ELLE. Est-ce si important de reconnaître une date de naissance exacte et une origine unique à un mouvement ? Pourquoi avez-vous déposé à l’Institut national de la propriété industrielle (Inpi), geste qui a été compris comme une mainmise ?

 

Antoinette Fouque. En 1979, le sigle MLF était récupéré par des partis politiques, en vue de l’élection présidentielle de 1981. C’était pour dire non à ce dévoiement et réaffirmer l’indépendance du mouvement que nous avons fait ce geste.

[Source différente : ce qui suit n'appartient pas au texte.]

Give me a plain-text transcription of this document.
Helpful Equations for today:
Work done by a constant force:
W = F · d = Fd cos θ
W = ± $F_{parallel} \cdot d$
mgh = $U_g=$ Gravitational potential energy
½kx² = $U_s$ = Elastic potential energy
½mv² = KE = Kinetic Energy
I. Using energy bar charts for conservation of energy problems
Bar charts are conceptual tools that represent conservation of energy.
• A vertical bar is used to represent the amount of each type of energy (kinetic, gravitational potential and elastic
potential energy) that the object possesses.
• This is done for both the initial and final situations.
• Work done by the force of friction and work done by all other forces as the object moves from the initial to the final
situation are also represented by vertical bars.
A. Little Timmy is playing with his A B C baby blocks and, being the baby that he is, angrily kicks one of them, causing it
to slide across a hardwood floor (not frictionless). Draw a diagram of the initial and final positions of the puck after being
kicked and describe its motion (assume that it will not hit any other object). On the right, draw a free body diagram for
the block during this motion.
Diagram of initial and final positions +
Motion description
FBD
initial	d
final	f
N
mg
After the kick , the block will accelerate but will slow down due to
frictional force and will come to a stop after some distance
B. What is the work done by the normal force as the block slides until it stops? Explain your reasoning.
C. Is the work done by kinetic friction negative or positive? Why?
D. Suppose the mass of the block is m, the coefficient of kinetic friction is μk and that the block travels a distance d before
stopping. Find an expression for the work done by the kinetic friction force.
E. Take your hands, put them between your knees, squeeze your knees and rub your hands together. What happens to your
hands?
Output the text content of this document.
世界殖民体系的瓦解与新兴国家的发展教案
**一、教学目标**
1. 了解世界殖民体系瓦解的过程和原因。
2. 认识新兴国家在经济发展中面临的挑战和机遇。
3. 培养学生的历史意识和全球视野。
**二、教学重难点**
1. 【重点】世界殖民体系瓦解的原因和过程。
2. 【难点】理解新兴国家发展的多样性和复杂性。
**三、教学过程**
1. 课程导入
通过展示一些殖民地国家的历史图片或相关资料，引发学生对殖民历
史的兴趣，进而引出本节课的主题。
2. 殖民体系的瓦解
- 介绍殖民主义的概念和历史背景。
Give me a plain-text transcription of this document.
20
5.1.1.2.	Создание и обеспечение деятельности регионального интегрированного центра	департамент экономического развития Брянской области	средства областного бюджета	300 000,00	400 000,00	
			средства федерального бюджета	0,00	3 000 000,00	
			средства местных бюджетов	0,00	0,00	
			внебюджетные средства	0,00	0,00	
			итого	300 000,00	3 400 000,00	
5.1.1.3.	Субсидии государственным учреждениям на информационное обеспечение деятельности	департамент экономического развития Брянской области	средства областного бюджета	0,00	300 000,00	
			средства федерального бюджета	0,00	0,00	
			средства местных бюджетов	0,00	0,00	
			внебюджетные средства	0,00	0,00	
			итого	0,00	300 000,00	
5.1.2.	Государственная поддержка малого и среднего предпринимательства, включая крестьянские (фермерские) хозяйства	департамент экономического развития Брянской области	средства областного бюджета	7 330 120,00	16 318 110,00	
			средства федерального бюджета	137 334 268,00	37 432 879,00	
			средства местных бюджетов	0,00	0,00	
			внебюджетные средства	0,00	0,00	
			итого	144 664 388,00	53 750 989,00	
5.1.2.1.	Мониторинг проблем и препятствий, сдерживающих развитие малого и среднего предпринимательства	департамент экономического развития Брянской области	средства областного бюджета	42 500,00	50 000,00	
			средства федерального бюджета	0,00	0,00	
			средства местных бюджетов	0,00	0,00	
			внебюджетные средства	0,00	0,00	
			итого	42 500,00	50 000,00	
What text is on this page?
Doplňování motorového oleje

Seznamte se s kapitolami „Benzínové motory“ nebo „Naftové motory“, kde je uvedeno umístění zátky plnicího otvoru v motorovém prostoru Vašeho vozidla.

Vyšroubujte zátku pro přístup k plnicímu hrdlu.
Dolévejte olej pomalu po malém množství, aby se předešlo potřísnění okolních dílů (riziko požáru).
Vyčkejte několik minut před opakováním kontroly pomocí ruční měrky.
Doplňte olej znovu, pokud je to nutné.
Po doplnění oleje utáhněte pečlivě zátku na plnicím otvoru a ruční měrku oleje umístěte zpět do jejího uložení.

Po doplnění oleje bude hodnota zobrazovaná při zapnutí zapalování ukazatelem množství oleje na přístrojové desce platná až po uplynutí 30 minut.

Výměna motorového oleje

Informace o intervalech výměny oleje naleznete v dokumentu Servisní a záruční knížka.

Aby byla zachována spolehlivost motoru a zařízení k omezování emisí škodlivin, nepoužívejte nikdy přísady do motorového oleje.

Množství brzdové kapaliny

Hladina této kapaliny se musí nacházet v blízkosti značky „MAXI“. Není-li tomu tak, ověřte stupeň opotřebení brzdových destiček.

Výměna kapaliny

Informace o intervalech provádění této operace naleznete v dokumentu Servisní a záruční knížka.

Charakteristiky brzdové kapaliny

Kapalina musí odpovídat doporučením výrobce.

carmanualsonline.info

Je n’ai jamais interdit à qui que ce soit d’utiliser la dénomination MLF. Il n’y a jamais eu d’action en justice. Je ne suis pas la propriétaire du MLF. Mais une cofondatrice. Il n’y a pas de raison d’accepter la négation de la réalité en souscrivant à la légende médiatique.

 

ELLE. Citez un livre entre mille publiés par les éditions Des femmes ?

 

Antoinette Fouque. C’est impossible ! De Sylvia Plath à Hélène Cixous, de Virginia Woolf à Clarice Lispector, on a découvert et fait redécouvrir tellement de chefs-d’œuvre. Mais je dirais peut- être « Du côté des petites filles », d’Elena Gianini Belotti, en 1974, à cause de son retentissement.